Grâce à leurs rituels mortuaires – dont les momies sont autant de témoignages – les Égyptiens avaient pourtant des connaissances anatomiques avancées et pratiquaient certaines chirurgies. "Les papyrus médicaux et les nombreux instruments chirurgicaux que nous avons retrouvés en attestent, confirme Caroline Tillieux, archéologue. Et peut-être ces instruments servaient-ils (aussi) à des interventions dentaires, mais ils n'ont pas été identifiés comme tels." Jusqu'il y a peu, il était admis que les Égyptiens de l'époque n'opéraient pas les dents… Or, une équipe de chercheurs belges a trouvé la preuve d'un geste chirurgical qui visait sans doute à soulager le pauvre Osirmose. 

Une dent dans la gorge

Tout commence en 2015. Dans le cadre d'une thèse de doctorat, les Musées royaux d'Arts et d'Histoire et les Cliniques universitaires Saint-Luc (CUSL) s'associent pour passer plusieurs momies humaines et animales dans un CT-scanner de l'hôpital, en dehors des heures dédiées aux patients, bien sûr. Ces examens d'imagerie en haute résolution permettent d'acquérir et de reconstituer des images en deux ou trois dimensions. Depuis, ces images sont à l'étude.

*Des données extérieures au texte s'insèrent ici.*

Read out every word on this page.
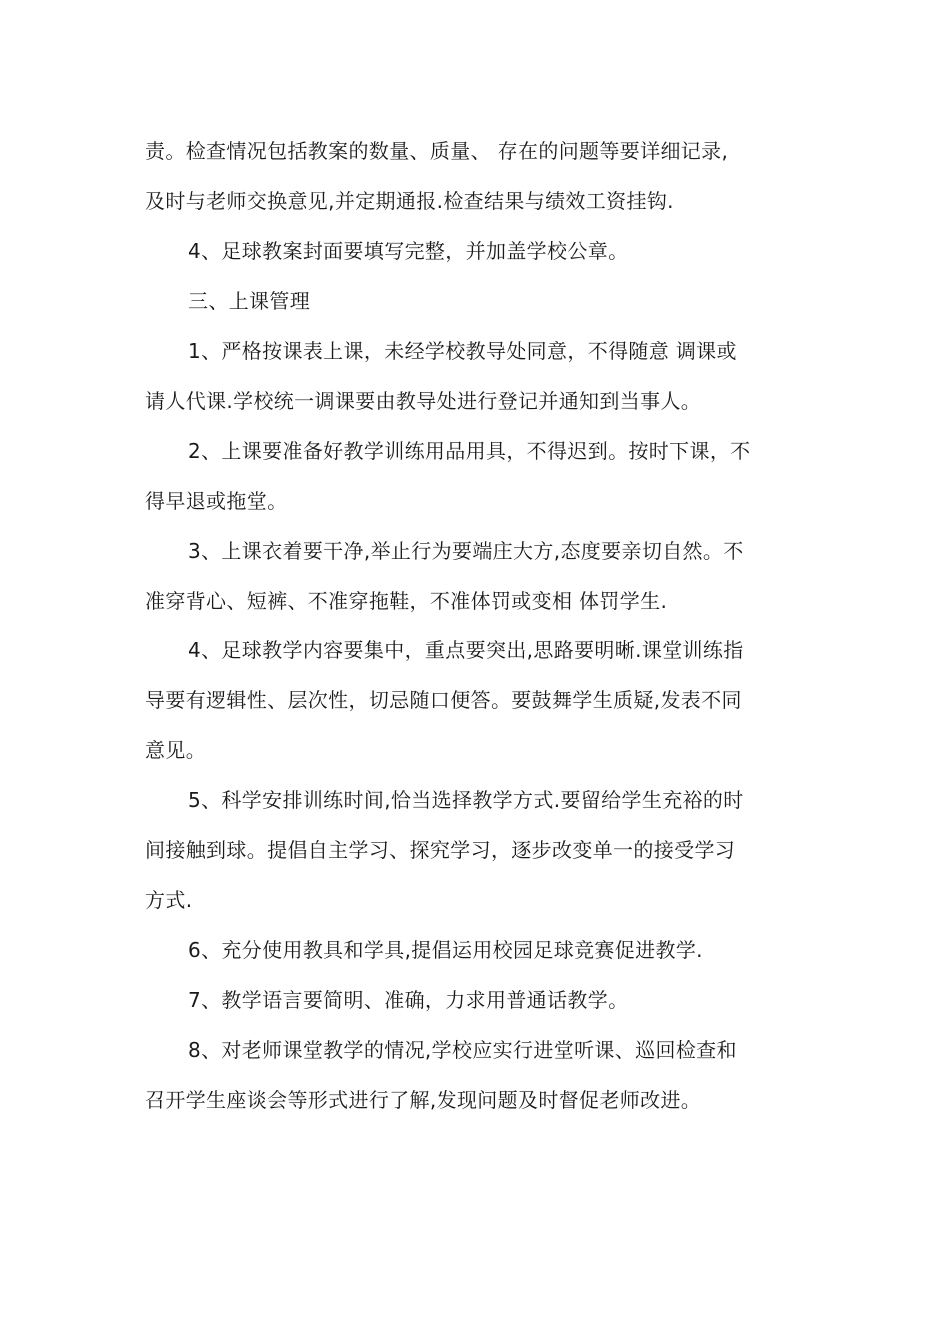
责。检查情况包括教案的数量、质量、 存在的问题等要详细记录,
及时与老师交换意见,并定期通报.检查结果与绩效工资挂钩.
4、足球教案封面要填写完整，并加盖学校公章。
三、上课管理
1、严格按课表上课，未经学校教导处同意，不得随意 调课或
请人代课.学校统一调课要由教导处进行登记并通知到当事人。
2、上课要准备好教学训练用品用具，不得迟到。按时下课，不
得早退或拖堂。
3、上课衣着要干净,举止行为要端庄大方,态度要亲切自然。不
准穿背心、短裤、不准穿拖鞋，不准体罚或变相 体罚学生.
4、足球教学内容要集中，重点要突出,思路要明晰.课堂训练指
导要有逻辑性、层次性，切忌随口便答。要鼓舞学生质疑,发表不同
意见。
5、科学安排训练时间,恰当选择教学方式.要留给学生充裕的时
间接触到球。提倡自主学习、探究学习，逐步改变单一的接受学习
方式.
6、充分使用教具和学具,提倡运用校园足球竞赛促进教学.
7、教学语言要简明、准确，力求用普通话教学。
8、对老师课堂教学的情况,学校应实行进堂听课、巡回检查和
召开学生座谈会等形式进行了解,发现问题及时督促老师改进。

Un jour, l'équipe des chercheurs remarque une dent dans la gorge d'Osirmose. Ils s'intéressent alors à sa dentition et décident de réaliser une impression 3D de sa mâchoire grâce aux images du CT-scanner. Hors de question, en effet, de "disséquer" la momie : elle tomberait en lambeaux, littéralement ! C'est d'ailleurs la raison pour laquelle on ne les autopsie plus depuis longtemps. Grâce aux techniques modernes d'imagerie, les chercheurs peuvent désormais les examiner sous toutes les coutures et sonder leurs mystères sans même les toucher.        

Une, deux, trois traces !

Une fois imprimé, l'artefact de la mâchoire est confié en 2018 au Pr Raphaël Olszewski, chef de clinique au Service de chirurgie orale et maxillofaciale des CUSL. Premier constat : Osirmose n'avait pas de belles dents ! "Les lésions multiples montrent qu'il a souffert de plusieurs infections. La plupart de ces lésions sont de formes arrondies, ce qui est tout à fait normal puisque c'est ainsi qu'un abcès se développe." Quelle n'est donc pas la surprise du chirurgien dentaire lorsqu'il remarque une cavité de forme carrée ainsi que la trace de l'extraction d'une racine dentaire. "Celle-ci était dans le chemin pour accéder et vider l'abcès qui s'était formé dans l'os maxillaire et qui était sans doute visé par cette intervention." Le chirurgien note également la présence d'une encoche, probablement causée par un coup de rugine, un instrument qui sert à extraire les dents. "Une seule trace inhabituelle aurait pu être le fruit du hasard, mais trois sur la même mâchoire et le doute n'était plus permis : c'est la main de l'homme qui a creusé ces cavités, pas la nature !"

Une découverte inédite

Le Pr Olszewski ne prend pas tout de suite la mesure de cette découverte inédite. C'est en consultant la littérature et les archéologues qu'il découvre qu'il n'est fait nulle part mention de chirurgie orale et dentaire dans l'Égypte ancienne. 

Il est possible que d'autres momies portent des traces similaires, mais jusqu'ici, personne ne s'était penché sur la question. Les chercheurs bruxellois ont donc bel et bien mis en évidence la toute première preuve d'une chirurgie dentaire égyptienne. Une découverte rendue possible grâce à l'excellent état de conservation de la tête de cette momie, l'accès à des technologies de pointe et une équipe multidisciplinaire passionnée. Chapeau !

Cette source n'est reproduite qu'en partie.